For the patient who refuses transport, the EMS crew must decide if the patient possesses adequate decision‐making capacity, including full understanding of risks, benefits, and alternatives. The explanation of the risks is perhaps the most important issue when considering the syncopal patient’s capacity to refuse transport. It is imperative that the EMS personnel have a clear understanding of the pathologies previously mentioned and can correlate those with the patient’s presentation. The level of training of the prehospital personnel will alter the ability to determine possible pathologies, the understanding of these, and the risks of not receiving evaluation in the ED.
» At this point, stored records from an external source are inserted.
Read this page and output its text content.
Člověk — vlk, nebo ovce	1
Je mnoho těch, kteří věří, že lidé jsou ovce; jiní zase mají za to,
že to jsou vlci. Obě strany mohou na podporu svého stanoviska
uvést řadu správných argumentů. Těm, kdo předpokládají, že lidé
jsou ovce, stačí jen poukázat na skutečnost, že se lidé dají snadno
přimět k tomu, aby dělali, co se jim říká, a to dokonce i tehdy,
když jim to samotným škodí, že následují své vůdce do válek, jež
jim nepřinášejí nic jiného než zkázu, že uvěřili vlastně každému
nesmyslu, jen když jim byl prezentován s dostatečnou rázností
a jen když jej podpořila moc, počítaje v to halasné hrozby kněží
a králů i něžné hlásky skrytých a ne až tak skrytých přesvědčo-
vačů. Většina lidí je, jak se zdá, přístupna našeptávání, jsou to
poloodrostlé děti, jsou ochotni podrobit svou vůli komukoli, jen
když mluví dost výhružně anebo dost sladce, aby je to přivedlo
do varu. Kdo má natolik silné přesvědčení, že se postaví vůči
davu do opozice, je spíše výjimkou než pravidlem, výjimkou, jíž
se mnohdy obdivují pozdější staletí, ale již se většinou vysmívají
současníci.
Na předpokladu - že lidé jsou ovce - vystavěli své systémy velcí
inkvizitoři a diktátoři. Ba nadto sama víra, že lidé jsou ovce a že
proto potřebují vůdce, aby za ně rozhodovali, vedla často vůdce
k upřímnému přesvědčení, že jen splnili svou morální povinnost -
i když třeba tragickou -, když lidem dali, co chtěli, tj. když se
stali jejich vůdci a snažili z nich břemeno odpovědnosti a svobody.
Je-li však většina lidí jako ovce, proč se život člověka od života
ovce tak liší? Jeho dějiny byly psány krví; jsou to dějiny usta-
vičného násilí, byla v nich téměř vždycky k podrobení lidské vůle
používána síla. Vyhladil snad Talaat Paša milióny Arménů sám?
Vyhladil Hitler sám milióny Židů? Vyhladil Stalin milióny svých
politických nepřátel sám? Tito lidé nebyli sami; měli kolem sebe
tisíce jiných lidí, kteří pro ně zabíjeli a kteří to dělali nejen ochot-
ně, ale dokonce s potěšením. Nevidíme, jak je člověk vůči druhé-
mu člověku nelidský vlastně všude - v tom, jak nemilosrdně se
The prehospital environment presents a complicated and dynamic practice arena. Thus, it is impossible to cover all possibilities regarding patient presentation and disposition. In the end, it is up to the EMS clinician to ensure that the patient’s final disposition is safe and in the best interest of the patient. Although the patient’s right to make decisions regarding his or her health care, assuming decision‐making capacity, of course, is paramount and must always be respected, it is equally important that all patients fully understand the potential risks associated with their conditions and the evaluation and treatment options that exist. “Autonomy trumps beneficence,” as the saying goes, but it is imperative that the patients be appropriately educated as to the potential risks of their conditions before they make their decisions to either seek additional evaluation and treatment or refuse further medical care.